Démocraties impériales, dictatures de la solidarité

L'histoire ne laisse guère de place aux exceptions : au cri de la démocratie, on a pillé les autres nations ; au cri de la liberté, on a asservi et étendu les formes les plus brutales et industrielles de l'impérialisme. Tout cela a presque toujours été perpétué par des démocraties, et non par des dictatures. Ce n'est pas une coïncidence si Theodore Roosevelt a écrit que "la démocratie de ce siècle n'a pas besoin de plus de justification pour son existence que le simple fait qu'elle a été organisée pour que la race blanche puisse avoir les meilleures terres du Nouveau Monde".[i]

En général, les dictatures coloniales et post-coloniales (presque toutes des dictatures fonctionnelles et presque à l'exception des dictatures résistantes) ont été la conséquence logique de ces empires démocratiques. Le tout dans une logique ancienne. Dans la Grèce antique, Athènes était une démocratie très semblable aux démocraties de ces derniers siècles : elle avait des esclaves temporaires, tolérait une certaine diversité et se vantait d'accepter des immigrants d'autres peuples ; quelques personnes votaient et son imposition à d'autres peuples grecs, comme Sparte, était basée sur la force de son argent. Deux mille ans plus tard, les empires modernes se sont toujours offert le luxe de vanter la démocratie, la tolérance de la diversité et des opinions différentes dans leurs rues... Bien sûr, tant que leur pouvoir n'a pas de concurrence et que le contraire continue d'être imposé et pratiqué dans les colonies (où la critique était plus dangereuse) pour le bénéfice économique de la métropole civilisée.

L'histoire moderne des soi-disant démocraties, en tant que systèmes de partage du pouvoir de la classe dominante, soudés par leur capital et leurs oligopoles, a été plus dictatoriale, impérialiste et brutale envers les autres nations que les dictatures elles-mêmes. Peut-être parce qu'ils étaient animés par la même arrogance de se considérer comme bienveillants. Peut-être parce que presque tous ces empires étaient capitalistes. Il en a été de même (pour les deux raisons) avec les brutaux empires britannique, néerlandais, français et américain. Il en va de même pour le bellicisme de l'OTAN, composée de pays dotés de systèmes de démocratie libérale - tous détournés par l'élite financière, comme ils l'étaient autrefois par le capital industriel.

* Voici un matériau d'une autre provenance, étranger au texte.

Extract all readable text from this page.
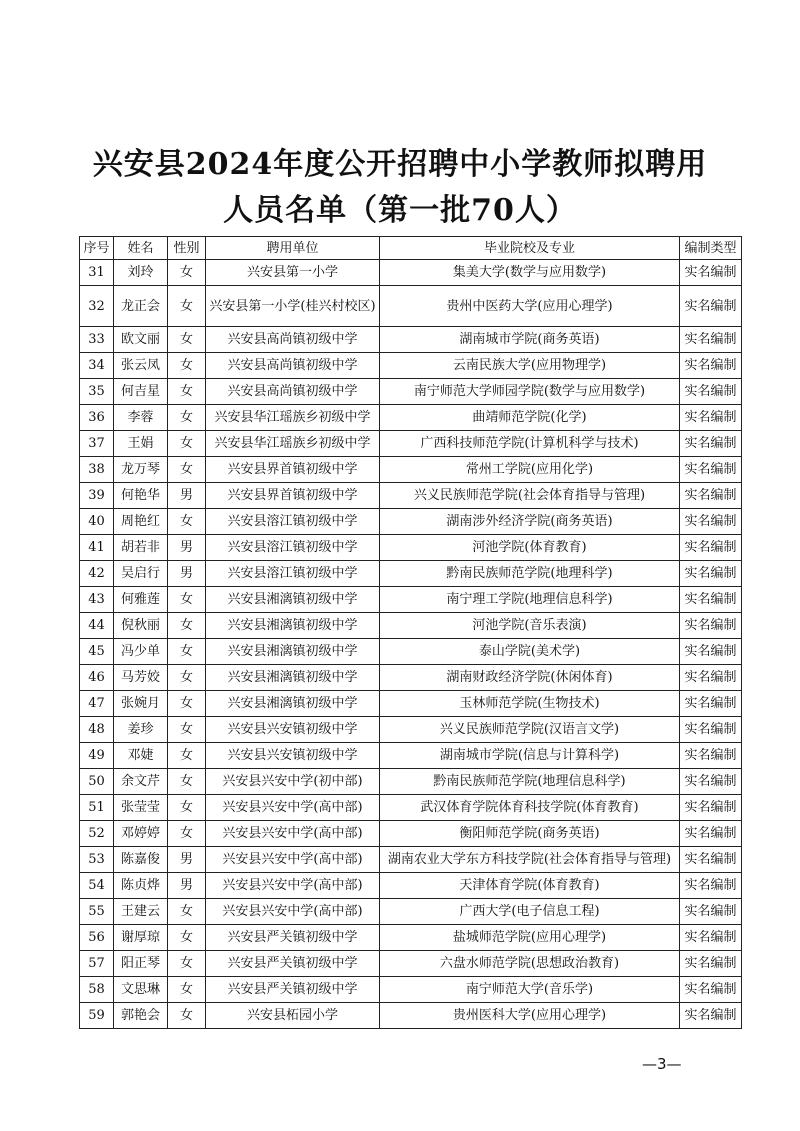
兴安县2024年度公开招聘中小学教师拟聘用
人员名单（第一批70人）
序号	姓名	性别	聘用单位	毕业院校及专业	编制类型
31	刘玲	女	兴安县第一小学	集美大学(数学与应用数学)	实名编制
32	龙正会	女	兴安县第一小学(桂兴村校区)	贵州中医药大学(应用心理学)	实名编制
33	欧文丽	女	兴安县高尚镇初级中学	湖南城市学院(商务英语)	实名编制
34	张云凤	女	兴安县高尚镇初级中学	云南民族大学(应用物理学)	实名编制
35	何吉星	女	兴安县高尚镇初级中学	南宁师范大学师园学院(数学与应用数学)	实名编制
36	李蓉	女	兴安县华江瑶族乡初级中学	曲靖师范学院(化学)	实名编制
37	王娟	女	兴安县华江瑶族乡初级中学	广西科技师范学院(计算机科学与技术)	实名编制
38	龙万琴	女	兴安县界首镇初级中学	常州工学院(应用化学)	实名编制
39	何艳华	男	兴安县界首镇初级中学	兴义民族师范学院(社会体育指导与管理)	实名编制
40	周艳红	女	兴安县溶江镇初级中学	湖南涉外经济学院(商务英语)	实名编制
41	胡若非	男	兴安县溶江镇初级中学	河池学院(体育教育)	实名编制
42	吴启行	男	兴安县溶江镇初级中学	黔南民族师范学院(地理科学)	实名编制
43	何雅莲	女	兴安县湘漓镇初级中学	南宁理工学院(地理信息科学)	实名编制
44	倪秋丽	女	兴安县湘漓镇初级中学	河池学院(音乐表演)	实名编制
45	冯少单	女	兴安县湘漓镇初级中学	泰山学院(美术学)	实名编制
46	马芳姣	女	兴安县湘漓镇初级中学	湖南财政经济学院(休闲体育)	实名编制
47	张婉月	女	兴安县湘漓镇初级中学	玉林师范学院(生物技术)	实名编制
48	姜珍	女	兴安县兴安镇初级中学	兴义民族师范学院(汉语言文学)	实名编制
49	邓婕	女	兴安县兴安镇初级中学	湖南城市学院(信息与计算科学)	实名编制
50	余文芹	女	兴安县兴安中学(初中部)	黔南民族师范学院(地理信息科学)	实名编制
51	张莹莹	女	兴安县兴安中学(高中部)	武汉体育学院体育科技学院(体育教育)	实名编制
52	邓婷婷	女	兴安县兴安中学(高中部)	衡阳师范学院(商务英语)	实名编制
53	陈嘉俊	男	兴安县兴安中学(高中部)	湖南农业大学东方科技学院(社会体育指导与管理)	实名编制
54	陈贞烨	男	兴安县兴安中学(高中部)	天津体育学院(体育教育)	实名编制
55	王建云	女	兴安县兴安中学(高中部)	广西大学(电子信息工程)	实名编制
56	谢厚琼	女	兴安县严关镇初级中学	盐城师范学院(应用心理学)	实名编制
57	阳正琴	女	兴安县严关镇初级中学	六盘水师范学院(思想政治教育)	实名编制
58	文思琳	女	兴安县严关镇初级中学	南宁师范大学(音乐学)	实名编制
59	郭艳会	女	兴安县柘园小学	贵州医科大学(应用心理学)	实名编制
—3—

À la périphérie, par exemple, l'un des arguments les plus récurrents justifiant le long et brutal apartheid des gouvernements israéliens est qu'Israël "est la seule démocratie du Moyen-Orient". Même s'il s'agissait d'une démocratie pleine et entière, cela n'autoriserait ni ne justifierait que son gouvernement se débarrasse d'une autre nation, les Palestiniens, à sa guise et par la force des armes - refusant de fait l'existence politique à un peuple entier au motif que certains de ses résistants à l'indépendance ne reconnaissent pas son existence.

Pourquoi les plus grandes dictatures mondiales ont-elles été des démocraties nationales, alors que même des dictatures comme celle de Cuba ou de la Libye étaient au contraire solidaires des colonies et des opprimés du monde ? Pourquoi ce paradoxe (apparent) ? Peut-être les dictateurs étaient-ils plus prudents de peur de perdre le pouvoir ? Peut-être parce que ces dictatures étaient nées de la lutte contre la brutalité génocidaire des impérialismes ? Peut-être que ce que nous appelons démocratie n'est pas la démocratie amérindienne (comme la Confédération iroquoise avant qu'elle ne soit détruite par les colons civilisés), mais quelque chose de très différent : la démocratie telle qu'elle a été comprise et fossilisée par les Anglo-Saxons, basée sur la dépossession, le déplacement de l'autre et la défense de notre propriété privée ?

C'est ce qui s'est passé avec l'ancienne démocratie athénienne et avec les démocraties nord-occidentales de l'ère moderne. Les victimes sont toujours coupables de menacer leurs maîtres qui, face à tout changement, sont dédommagés de leurs pertes économiques, comme lors de l'abolition de l'esclavage ou de l'indépendance d'une colonie. Ainsi, les envahis sont les envahisseurs. Les massacrés sont les violents. Les corrompus sont les corrompus. Ceux qui ont été volés, affamés et exterminés pendant des siècles au profit des pays développés sont responsables de leur pauvreté.